Hacker News new | ask | show | jobs
by GekkePrutser 1401 days ago
Yes it's pretty amazing. But the latest versions of Android are killing it. It's now not even possible anymore to update or install packages inside it if it's targeting the Android 10 SDK which is now required to publish to the app store. So the developer had to stop pushing updates. Which limits him to F-Droid or sideload users of which there are a lot less. I am worried he might not deem it worthwhile to continue.

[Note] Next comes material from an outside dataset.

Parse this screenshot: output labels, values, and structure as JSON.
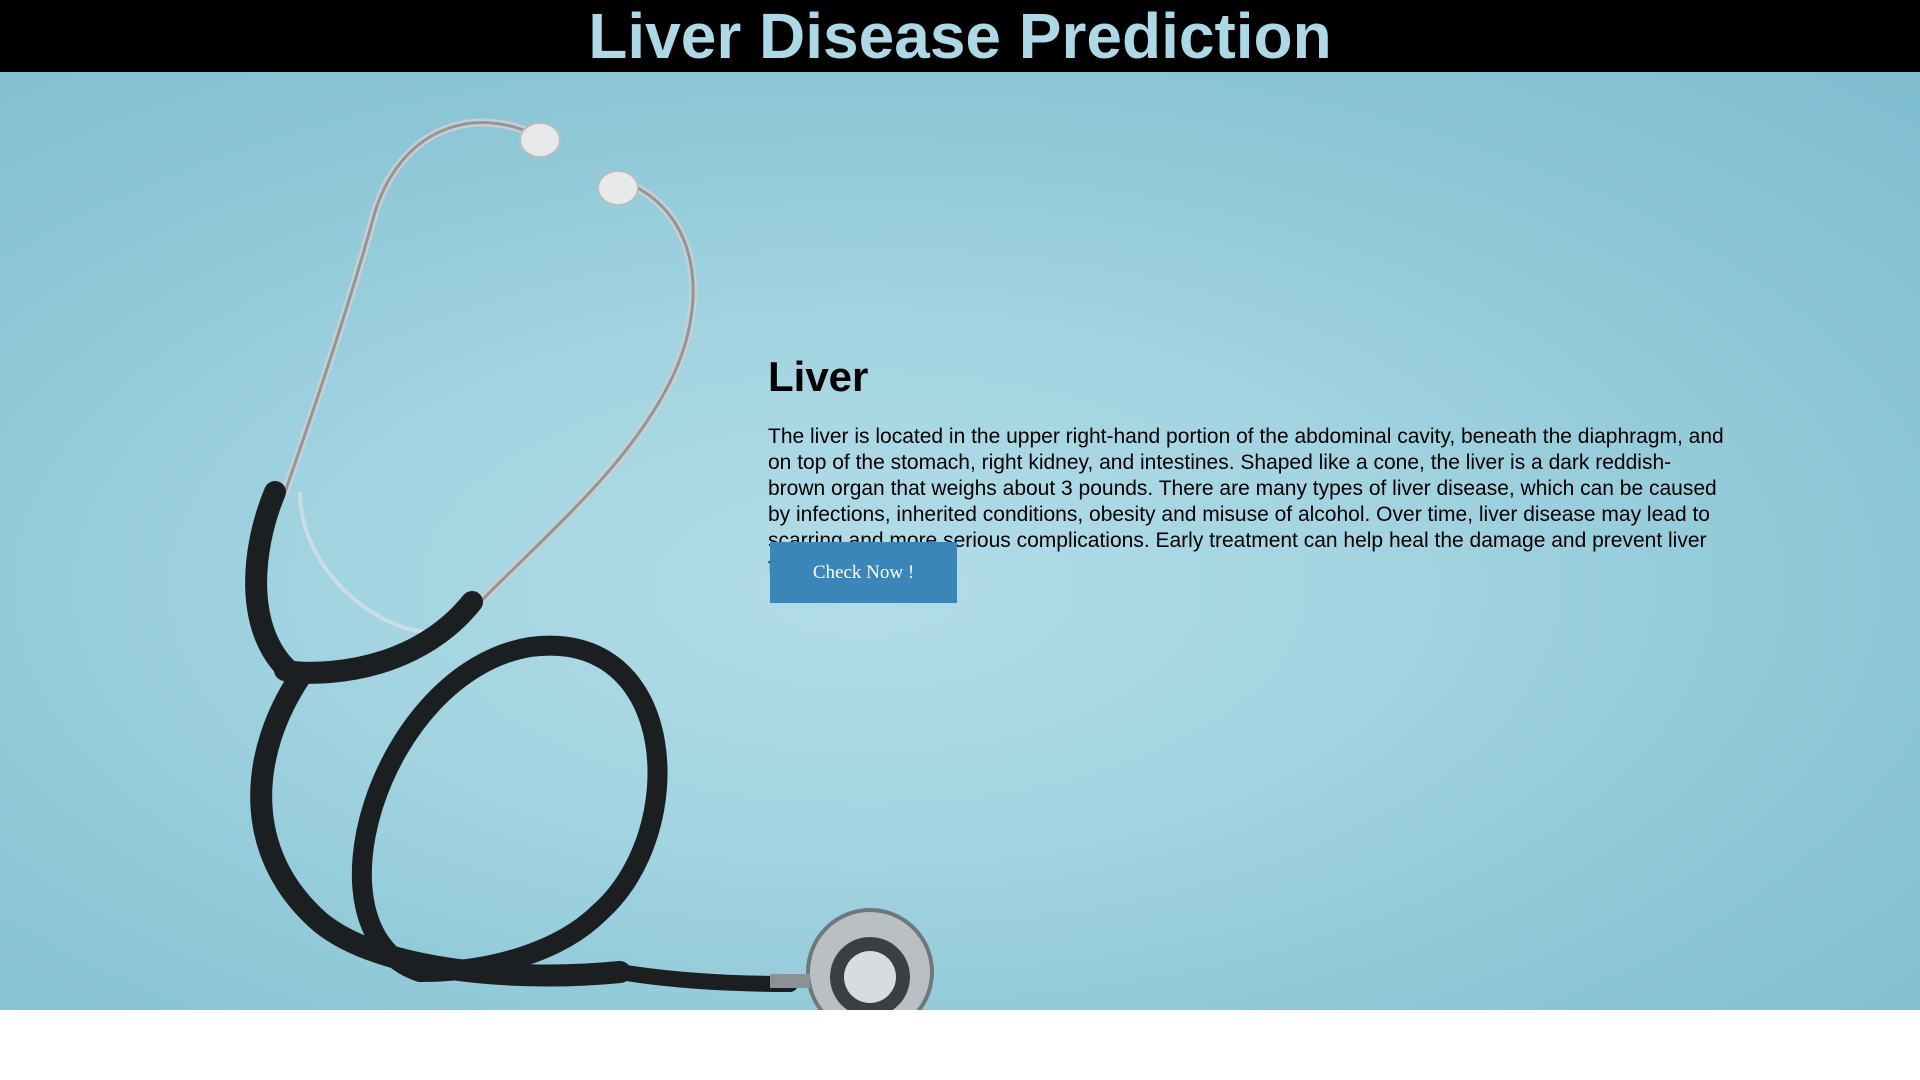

I understand they're looking for a way to do this within the new framework but I'm sure Google will keep clamping this down because 99% of apps don't need this.

Eventually I'm sure even AOSP will stop supporting the older Android SDKs too.

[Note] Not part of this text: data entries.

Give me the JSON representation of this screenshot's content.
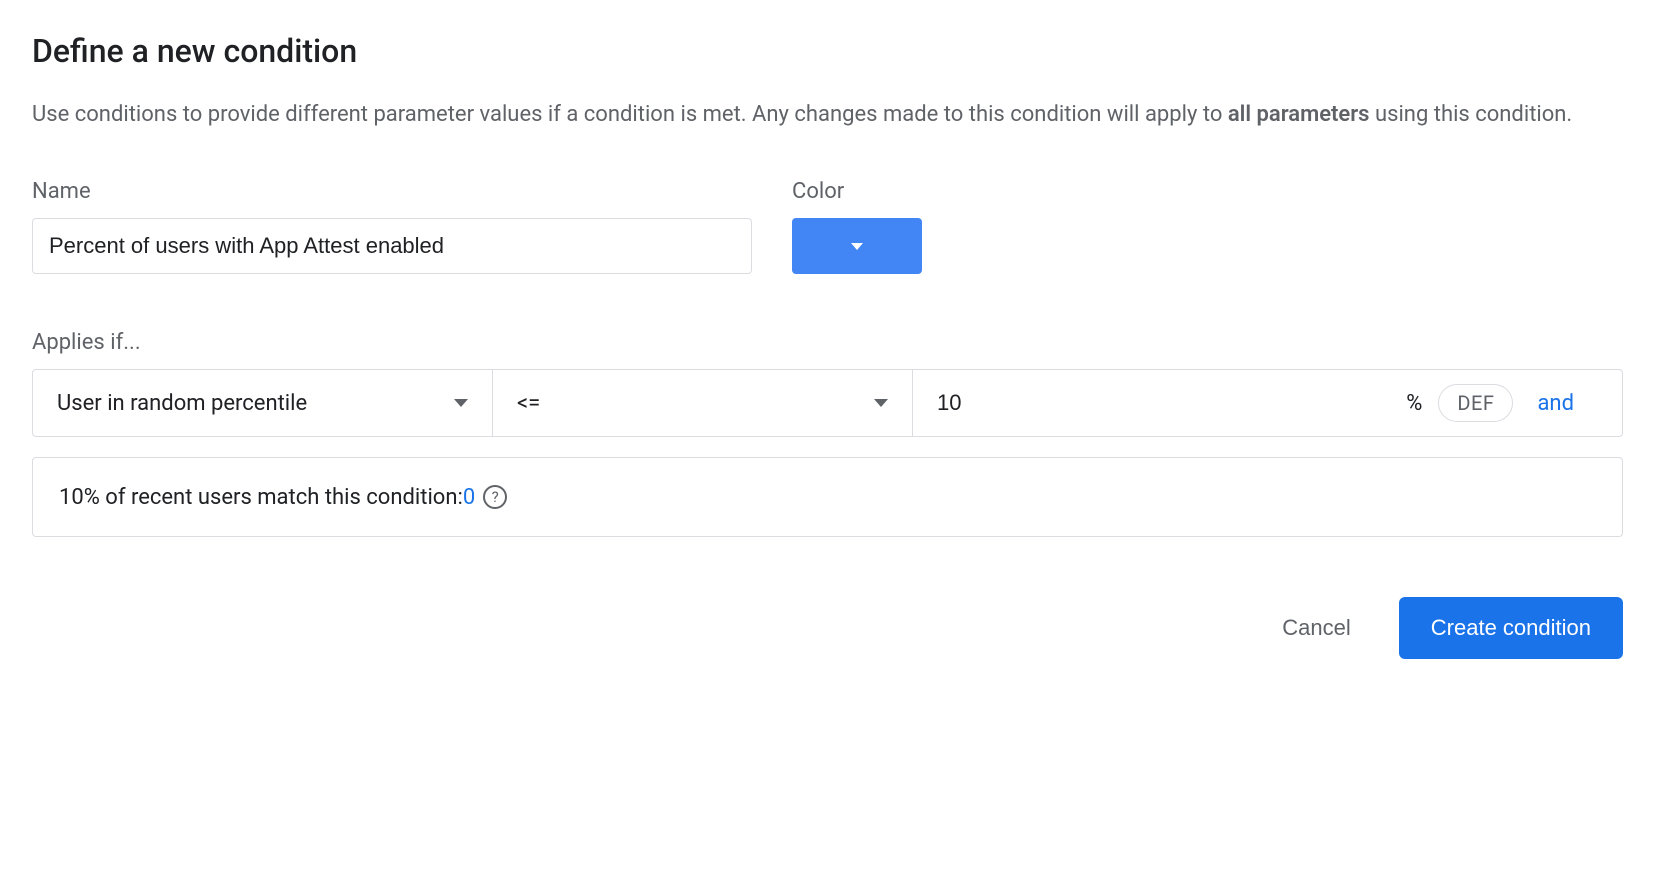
{
  "header": {
    "title": "Define a new condition",
    "description_part1": "Use conditions to provide different parameter values if a condition is met. Any changes made to this condition will apply to ",
    "description_bold": "all parameters",
    "description_part2": " using this condition."
  },
  "form": {
    "name_label": "Name",
    "name_value": "Percent of users with App Attest enabled",
    "color_label": "Color",
    "color_value": "#4285f4"
  },
  "condition": {
    "applies_label": "Applies if...",
    "type": "User in random percentile",
    "operator": "<=",
    "value": "10",
    "unit": "%",
    "def_label": "DEF",
    "and_label": "and"
  },
  "match": {
    "text_prefix": "10% of recent users match this condition: ",
    "count": "0"
  },
  "actions": {
    "cancel": "Cancel",
    "create": "Create condition"
  }
}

https://wiki.termux.com/wiki/Termux_Google_Play

It just worries me because I love termux so much and it casts a shadow over its future.

2 comments

FDroid still provides access.

My most recent Android device (purchased under protest) is an Onyx BOOX e-book reader running Android 11.

I have Google Play entirely disabled, rely on FDroid for most app installs, another 2--3 from Aurora.

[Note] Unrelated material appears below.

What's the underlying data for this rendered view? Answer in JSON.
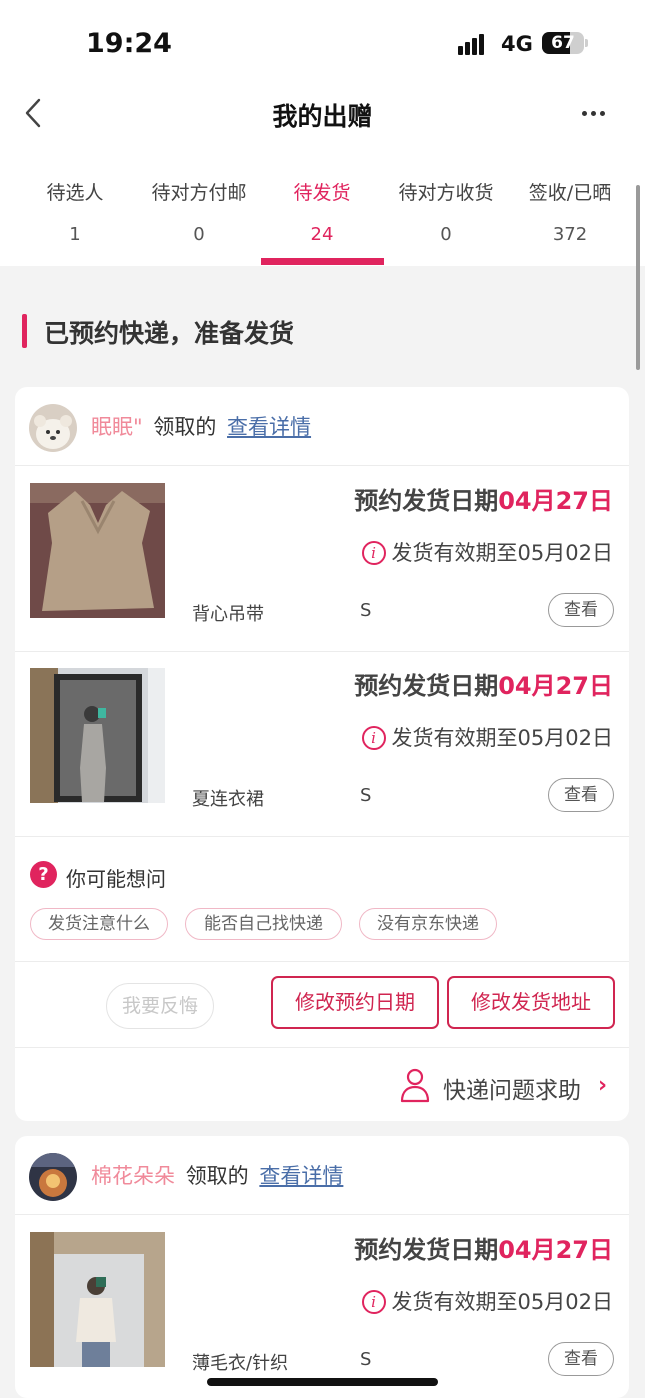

(In general, I avoid installing apps at all.)

Termux is installed, runs, and updates. I just completed a package update a few minutes ago.

They need to embrace how Android works instead of pretending to be a Linux distribution, if not, well that is what happens.
But this is just not feasible for something like termux. Termux is the equivalent of a Linux distribution on Android. If they would let that go there would be no reason for it to exist.

The Android way would be to publish all packages individually on the app store. Termux has tens of thousands of packages. This would simply be insane and Google wouldn't permit it.

It is, there are Java APIs for most of the stuff they want to do, use JNI instead of Linux syscalls.
That was one of the issues yes. The execve() thing.

But a bigger problem is that an app is not allowed to modify its own files anymore, and is not allowed to run executables from 'data' storage. This is much harder to work around:

https://wiki.termux.com/wiki/FAQ

Even if they work around the execve thing, Google will probably refuse them in the store when they run executables not included in the APK. And the question is what will be locked down in future Android versions. Android 12 is already iffy according to the above FAQ. That's why I'm worried about it

Fwiw: I don't think Google is actively trying to kill it, no. But it's just not something needed for most apps so they don't want to facilitate it.

Except execve() isn't part of public APIs, people keep mixing up ISO C with POSIX, and only the former is a public NDK API.